Listing 2: ak.conjugateMinimum
ak.conjugateMinimum = function(f, df, c1, c2, threshold, steps) {
var wolfe;

if(ak.nativeType(f)!==ak.FUNCTION_T) {
throw new Error('invalid function in ak.conjugateMinimum');
}
if(ak.nativeType(df)!==ak.FUNCTION_T) {
throw new Error('invalid derivative in ak.conjugateMinimum');
}

c1 = ak.nativeType(c1)===ak.UNDEFINED_T ? 1.0e-4 : Number(c1);
if(!(c1>0 && c1<1)) {
throw new Error('invalid armijo constant in ak.conjugateMinimum');
}

c2 = ak.nativeType(c2)===ak.UNDEFINED_T ? 0.1 : Number(c2);
if(!(c2>c1 && c2<1)) {
throw new Error('invalid curvature constant in ak.conjugateMinimum');
}

threshold = ak.nativeType(threshold)===ak.UNDEFINED_T ? Math.pow(ak.EPSILON, 0.75)
: Math.abs(threshold);
if(isNaN(threshold)) {
throw new Error('invalid convergence threshold in ak.conjugateMinimum');
}

steps = ak.nativeType(steps)===ak.UNDEFINED_T ? 10000 : ak.floor(steps);
if(!(steps>0)) throw new Error('invalid steps in ak.conjugateMinimum');

wolfe = ak.wolfeLineSearch(f, df, c1, c2, steps);
return function(x) {return minimum(f, df, x, wolfe, threshold, steps);};
};


Program 4 illustrates how to use ak.conjugateMinimum, comparing its performance for Rosenbrock's function to that of ak.quasiNewtonMinimum.
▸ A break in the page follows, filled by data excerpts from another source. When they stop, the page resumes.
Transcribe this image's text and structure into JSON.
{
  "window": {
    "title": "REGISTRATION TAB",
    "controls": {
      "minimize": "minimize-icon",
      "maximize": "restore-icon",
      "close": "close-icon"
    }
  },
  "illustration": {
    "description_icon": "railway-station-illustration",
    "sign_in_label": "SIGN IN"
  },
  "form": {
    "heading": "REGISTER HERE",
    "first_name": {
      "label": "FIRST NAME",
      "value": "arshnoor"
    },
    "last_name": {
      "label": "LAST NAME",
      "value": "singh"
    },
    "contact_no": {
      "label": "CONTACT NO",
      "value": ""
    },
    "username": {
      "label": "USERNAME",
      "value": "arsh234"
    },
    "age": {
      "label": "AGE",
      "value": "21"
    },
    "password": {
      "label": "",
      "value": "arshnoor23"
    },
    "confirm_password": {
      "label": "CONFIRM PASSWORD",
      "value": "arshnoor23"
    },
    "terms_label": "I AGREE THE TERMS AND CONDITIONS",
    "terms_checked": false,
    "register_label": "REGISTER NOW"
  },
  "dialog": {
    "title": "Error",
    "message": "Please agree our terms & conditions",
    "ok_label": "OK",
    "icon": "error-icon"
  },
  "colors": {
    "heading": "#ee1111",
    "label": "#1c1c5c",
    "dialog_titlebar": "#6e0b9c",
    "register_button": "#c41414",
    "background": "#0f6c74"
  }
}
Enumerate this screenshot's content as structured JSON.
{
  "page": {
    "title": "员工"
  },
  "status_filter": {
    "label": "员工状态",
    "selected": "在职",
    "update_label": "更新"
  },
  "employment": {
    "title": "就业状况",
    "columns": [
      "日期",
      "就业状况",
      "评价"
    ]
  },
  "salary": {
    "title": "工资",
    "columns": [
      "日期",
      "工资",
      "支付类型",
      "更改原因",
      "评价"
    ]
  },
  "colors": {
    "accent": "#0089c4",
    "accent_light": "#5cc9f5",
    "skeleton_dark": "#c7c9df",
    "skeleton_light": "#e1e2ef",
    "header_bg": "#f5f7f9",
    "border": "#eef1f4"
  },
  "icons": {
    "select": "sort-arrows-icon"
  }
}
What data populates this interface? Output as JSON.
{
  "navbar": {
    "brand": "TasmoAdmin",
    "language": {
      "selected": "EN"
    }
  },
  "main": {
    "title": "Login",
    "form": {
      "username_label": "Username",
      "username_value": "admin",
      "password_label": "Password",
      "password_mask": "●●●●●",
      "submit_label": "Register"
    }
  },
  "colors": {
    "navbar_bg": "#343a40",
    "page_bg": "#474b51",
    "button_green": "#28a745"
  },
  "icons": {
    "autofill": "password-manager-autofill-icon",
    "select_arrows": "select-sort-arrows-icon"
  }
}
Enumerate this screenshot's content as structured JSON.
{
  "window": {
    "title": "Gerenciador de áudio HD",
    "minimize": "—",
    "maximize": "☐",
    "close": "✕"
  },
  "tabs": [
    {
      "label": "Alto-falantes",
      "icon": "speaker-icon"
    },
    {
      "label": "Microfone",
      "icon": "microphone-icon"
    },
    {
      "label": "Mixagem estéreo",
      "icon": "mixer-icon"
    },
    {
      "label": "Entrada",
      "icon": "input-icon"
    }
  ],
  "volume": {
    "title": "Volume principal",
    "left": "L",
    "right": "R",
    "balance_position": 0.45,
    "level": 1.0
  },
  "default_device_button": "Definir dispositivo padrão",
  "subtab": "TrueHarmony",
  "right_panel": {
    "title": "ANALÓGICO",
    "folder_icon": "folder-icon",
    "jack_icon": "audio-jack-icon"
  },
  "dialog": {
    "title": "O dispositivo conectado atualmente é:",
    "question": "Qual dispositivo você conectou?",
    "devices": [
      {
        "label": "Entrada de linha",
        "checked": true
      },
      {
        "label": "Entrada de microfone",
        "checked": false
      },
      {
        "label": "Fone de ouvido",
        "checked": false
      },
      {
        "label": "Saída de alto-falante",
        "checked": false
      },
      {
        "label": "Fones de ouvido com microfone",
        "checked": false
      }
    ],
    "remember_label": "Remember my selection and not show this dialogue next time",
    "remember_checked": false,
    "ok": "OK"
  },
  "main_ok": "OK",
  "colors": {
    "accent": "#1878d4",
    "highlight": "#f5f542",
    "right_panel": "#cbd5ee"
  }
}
Program 4: Using ak.conjugateMinimum

Being significantly less efficient, the conjugate gradients algorithm should only be preferred over the quasi-Newton algorithm if the number of dimensions is large enough to make the calculation and storage of the approximate Hessian matrix prohibitive.

### References

[1] Big Friendly GiantS, www.thusspakeak.com, 2021.

[2] Bring Out The Big Flipping GunS, www.thusspakeak.com, 2021.

[3] Wolfe, P., Convergence Conditions for Ascent Methods, SIAM Review, Vol. 11, No. 2, 1969.

[4] Are You Definitely Positive, Mr Cholesky?, www.thusspakeak.com, 2015.

[5] Fletcher, R. & Reeves, C., Function minimization by conjugate gradients, The Computer Journal, Vol. 7, No. 2, 1964.

[6] Al-Baali, M., Descent Property and Global Convergence of the Fletcher-Reeves Method with Inexact Line Search, IMA Journal of Numerical Analysis, Vol. 5, No. 1, 1985.

[7] Polak, E. & Ribière, G., Note sur la convergence de méthodes de directions conjuguées, Modélisation Mathématique et Analyse Numérique, Vol. 3, No. 1, 1969.